Third day: After waiting for this moment for six days, tell your family that come what may, today’s the day you will cut out your DAMN BAG PARTS! Cut them out on the floor because you don’t want to occupy the kitchen table and your writing desk is too small. Get really distracted by reading the ads on your pattern. Remind yourself to use real pattern paper next time so that you don’t have to look at disgusting “sex on the phone”-offers for hours. Find that not even one angle you have cut out is straight, nor anything. If every single bag part is crooked, will the bag turn out okay? What if the exterior and the lining bag are different sizes? What if the lining bag is bigger than the exterior bag? Calm yourself down so that you won’t have a nervous breakdown with the thought that it isn’t woodwork or rocket science. Since you can’t sew a straight line anyway it will all sort itself out somehow in the sewing. Wonder if this is like when you’re recording something that you just can’t get right and then you just leave it at that, telling yourself you will “fix it in the mix”. (That never works by the way. You can make things better but you can’t make bad things good. Better to start with something good and make it better…) Tell yourself that this is only a practice bag anyway. Stress out about your really complicated dress project that you want to sew after that. Take out Liesl’s backpack pattern, carefully study it and decide that you’re never be able to make it. Then think about altering it because you don’t like magnetic snaps. (I didn’t say I was logical, didn’t I?)
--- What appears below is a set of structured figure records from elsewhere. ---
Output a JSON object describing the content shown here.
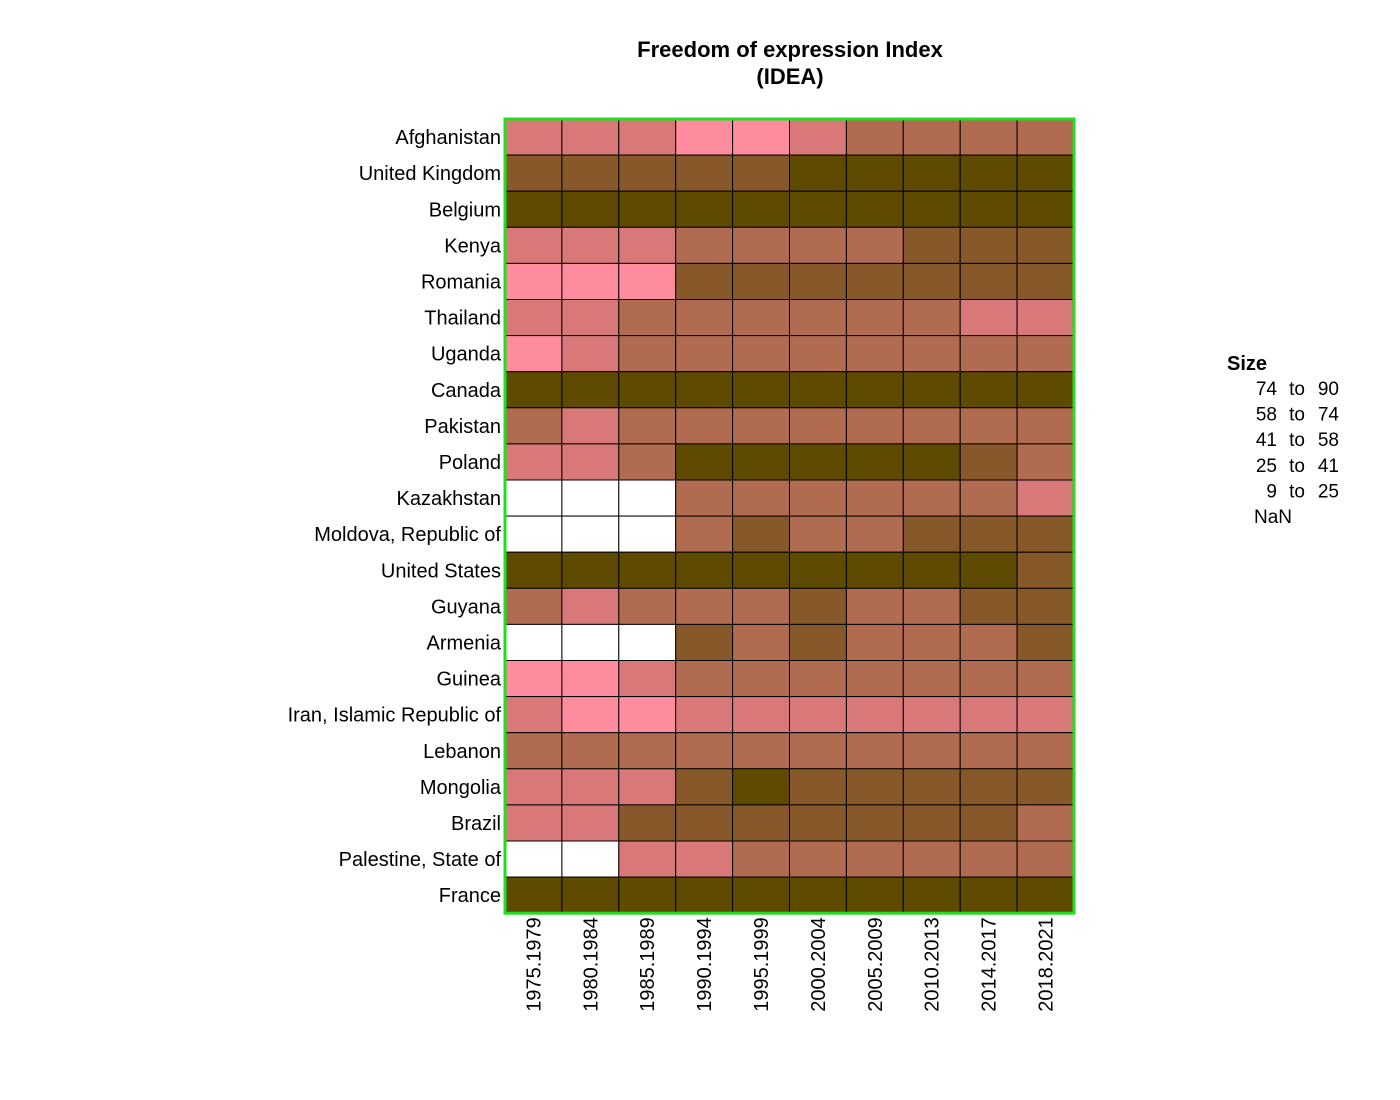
{
  "chart_data": {
    "type": "heatmap",
    "title": "Freedom of expression Index\n(IDEA)",
    "title_lines": [
      "Freedom of expression Index",
      "(IDEA)"
    ],
    "rows": [
      "Afghanistan",
      "United Kingdom",
      "Belgium",
      "Kenya",
      "Romania",
      "Thailand",
      "Uganda",
      "Canada",
      "Pakistan",
      "Poland",
      "Kazakhstan",
      "Moldova, Republic of",
      "United States",
      "Guyana",
      "Armenia",
      "Guinea",
      "Iran, Islamic Republic of",
      "Lebanon",
      "Mongolia",
      "Brazil",
      "Palestine, State of",
      "France"
    ],
    "columns": [
      "1975.1979",
      "1980.1984",
      "1985.1989",
      "1990.1994",
      "1995.1999",
      "2000.2004",
      "2005.2009",
      "2010.2013",
      "2014.2017",
      "2018.2021"
    ],
    "values": [
      [
        2,
        2,
        2,
        1,
        1,
        2,
        3,
        3,
        3,
        3
      ],
      [
        4,
        4,
        4,
        4,
        4,
        5,
        5,
        5,
        5,
        5
      ],
      [
        5,
        5,
        5,
        5,
        5,
        5,
        5,
        5,
        5,
        5
      ],
      [
        2,
        2,
        2,
        3,
        3,
        3,
        3,
        4,
        4,
        4
      ],
      [
        1,
        1,
        1,
        4,
        4,
        4,
        4,
        4,
        4,
        4
      ],
      [
        2,
        2,
        3,
        3,
        3,
        3,
        3,
        3,
        2,
        2
      ],
      [
        1,
        2,
        3,
        3,
        3,
        3,
        3,
        3,
        3,
        3
      ],
      [
        5,
        5,
        5,
        5,
        5,
        5,
        5,
        5,
        5,
        5
      ],
      [
        3,
        2,
        3,
        3,
        3,
        3,
        3,
        3,
        3,
        3
      ],
      [
        2,
        2,
        3,
        5,
        5,
        5,
        5,
        5,
        4,
        3
      ],
      [
        0,
        0,
        0,
        3,
        3,
        3,
        3,
        3,
        3,
        2
      ],
      [
        0,
        0,
        0,
        3,
        4,
        3,
        3,
        4,
        4,
        4
      ],
      [
        5,
        5,
        5,
        5,
        5,
        5,
        5,
        5,
        5,
        4
      ],
      [
        3,
        2,
        3,
        3,
        3,
        4,
        3,
        3,
        4,
        4
      ],
      [
        0,
        0,
        0,
        4,
        3,
        4,
        3,
        3,
        3,
        4
      ],
      [
        1,
        1,
        2,
        3,
        3,
        3,
        3,
        3,
        3,
        3
      ],
      [
        2,
        1,
        1,
        2,
        2,
        2,
        2,
        2,
        2,
        2
      ],
      [
        3,
        3,
        3,
        3,
        3,
        3,
        3,
        3,
        3,
        3
      ],
      [
        2,
        2,
        2,
        4,
        5,
        4,
        4,
        4,
        4,
        4
      ],
      [
        2,
        2,
        4,
        4,
        4,
        4,
        4,
        4,
        4,
        3
      ],
      [
        0,
        0,
        2,
        2,
        3,
        3,
        3,
        3,
        3,
        3
      ],
      [
        5,
        5,
        5,
        5,
        5,
        5,
        5,
        5,
        5,
        5
      ]
    ],
    "value_encoding": "legend category index: 5 = 74 to 90, 4 = 58 to 74, 3 = 41 to 58, 2 = 25 to 41, 1 = 9 to 25, 0 = NaN",
    "legend": {
      "title": "Size",
      "position": "right",
      "items": [
        {
          "index": 5,
          "low": "74",
          "sep": "to",
          "high": "90",
          "color": "#5E4A00"
        },
        {
          "index": 4,
          "low": "58",
          "sep": "to",
          "high": "74",
          "color": "#87592A"
        },
        {
          "index": 3,
          "low": "41",
          "sep": "to",
          "high": "58",
          "color": "#B06B50"
        },
        {
          "index": 2,
          "low": "25",
          "sep": "to",
          "high": "41",
          "color": "#D97878"
        },
        {
          "index": 1,
          "low": "9",
          "sep": "to",
          "high": "25",
          "color": "#FF8C9E"
        },
        {
          "index": 0,
          "label": "NaN",
          "color": "#FFFFFF"
        }
      ]
    },
    "border_color": "#22DD22",
    "grid_color": "#000000"
  }
}
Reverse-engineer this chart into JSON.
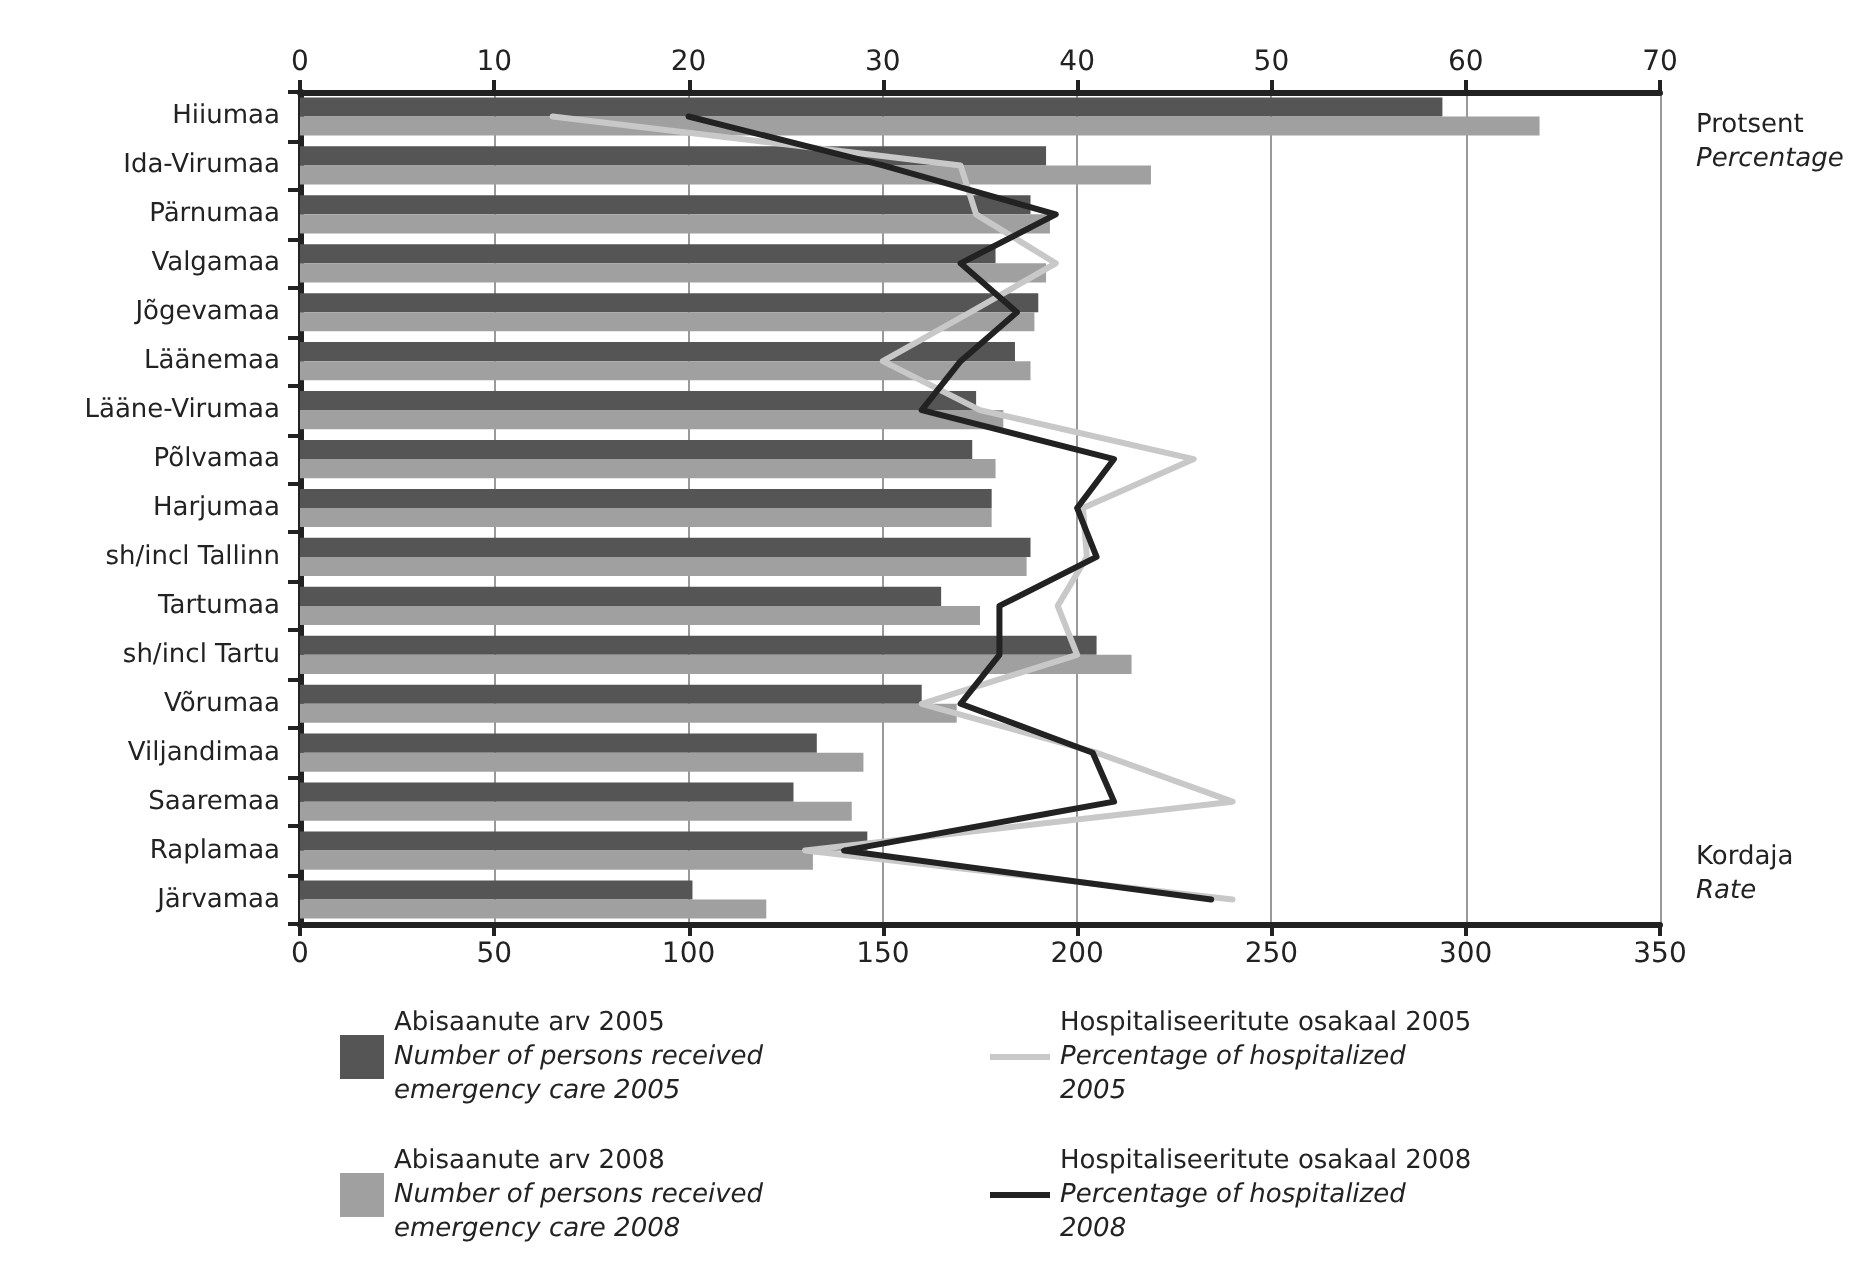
{
  "chart_data": {
    "type": "bar",
    "orientation": "horizontal",
    "categories": [
      "Hiiumaa",
      "Ida-Virumaa",
      "Pärnumaa",
      "Valgamaa",
      "Jõgevamaa",
      "Läänemaa",
      "Lääne-Virumaa",
      "Põlvamaa",
      "Harjumaa",
      "sh/incl Tallinn",
      "Tartumaa",
      "sh/incl Tartu",
      "Võrumaa",
      "Viljandimaa",
      "Saaremaa",
      "Raplamaa",
      "Järvamaa"
    ],
    "series": [
      {
        "name": "Abisaanute arv 2005\nNumber of persons received emergency care 2005",
        "color": "#555555",
        "values": [
          294,
          192,
          188,
          179,
          190,
          184,
          174,
          173,
          178,
          188,
          165,
          205,
          160,
          133,
          127,
          146,
          101
        ]
      },
      {
        "name": "Abisaanute arv 2008\nNumber of persons received emergency care 2008",
        "color": "#a0a0a0",
        "values": [
          319,
          219,
          193,
          192,
          189,
          188,
          181,
          179,
          178,
          187,
          175,
          214,
          169,
          145,
          142,
          132,
          120
        ]
      },
      {
        "name": "Hospitaliseeritute osakaal 2005\nPercentage of hospitalized 2005",
        "type": "line",
        "axis": "x2",
        "color": "#c8c8c8",
        "values": [
          13,
          34,
          34.8,
          38.9,
          34.5,
          30,
          35,
          46,
          40.3,
          40.5,
          39,
          40,
          32,
          41,
          48,
          26,
          48
        ]
      },
      {
        "name": "Hospitaliseeritute osakaal 2008\nPercentage of hospitalized 2008",
        "type": "line",
        "axis": "x2",
        "color": "#222222",
        "values": [
          20,
          30,
          38.9,
          34,
          36.9,
          34,
          32,
          41.9,
          40,
          41,
          36,
          36,
          34,
          40.8,
          41.9,
          28,
          46.9
        ]
      }
    ],
    "xlabel": "Kordaja\nRate",
    "x2label": "Protsent\nPercentage",
    "xlim": [
      0,
      350
    ],
    "xticks": [
      0,
      50,
      100,
      150,
      200,
      250,
      300,
      350
    ],
    "x2lim": [
      0,
      70
    ],
    "x2ticks": [
      0,
      10,
      20,
      30,
      40,
      50,
      60,
      70
    ],
    "grid": "x",
    "legend": "bottom",
    "marker": "none",
    "line_style": "solid"
  }
}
Find that you still have a little time before dinner and start ironing the interface parts to the fabric. After all you decided to use flimsy interfacing on both the exterior and the lining. Find that you have just about enough flimsy interfacing to do this if you practice “patchwork interfacing”. Since you lost all patience when cutting out the interfacing and just did it by rule of thumb and where the scissors hit since it doesn’t really matter if the interfacing isn’t as big as the fabric, everything looks a little, um, sloppy. Remind yourself to next time turn the interfacing right side up before cutting. So when you iron your uneven and crooked pieces of interfacing to your uneven and crooked pieces of fabric at least they pretend to fit. Congratulate yourself that at least you haven’t ironed interfacing to your pressing iron. Find that you can pull off already fused interfacing from the ironing board quite easily. Use the quickly cooling iron to iron a tablecloth and a napkin.
Fourth day: After realizing that two students in a row canceled their lessons plan to start sewing the bag. Meet husband for lunch who then reminds you that the berries are ripe. Sigh. Gather berries, clean berries, don’t finish this because it takes so long, lose hope. When another student calls in sick, find that your husband has prepared all the berries and start pinning and sewing. At the end of the day you will be very tired, have severe neck and back pain, an outer pocket pinned to the main panel of the bag and rows of jam glasses:
Fifth day: Promise yourself to go on slowly and careful, start sewing in the morning, and become quite confident and optimistic. Though everything is quite crooked, it is starting to look, well, like an actual bag. Though very small. With bulging and wavy seams. Like the following:
(Yes, I know that seam allowances shouldn’t look like this.)
Manage to somehow put it all together. A little hint: having uneven and crooked pieces doesn’t really help with the alignment. Spend some time with your son and his friend. Cut your son’ hair when his friend is gone. Find that you still have about half an hour before dinner. Put your son in front of a DVD. Finish bag. Keel over. Write a blog post. Take pictures of finished bag.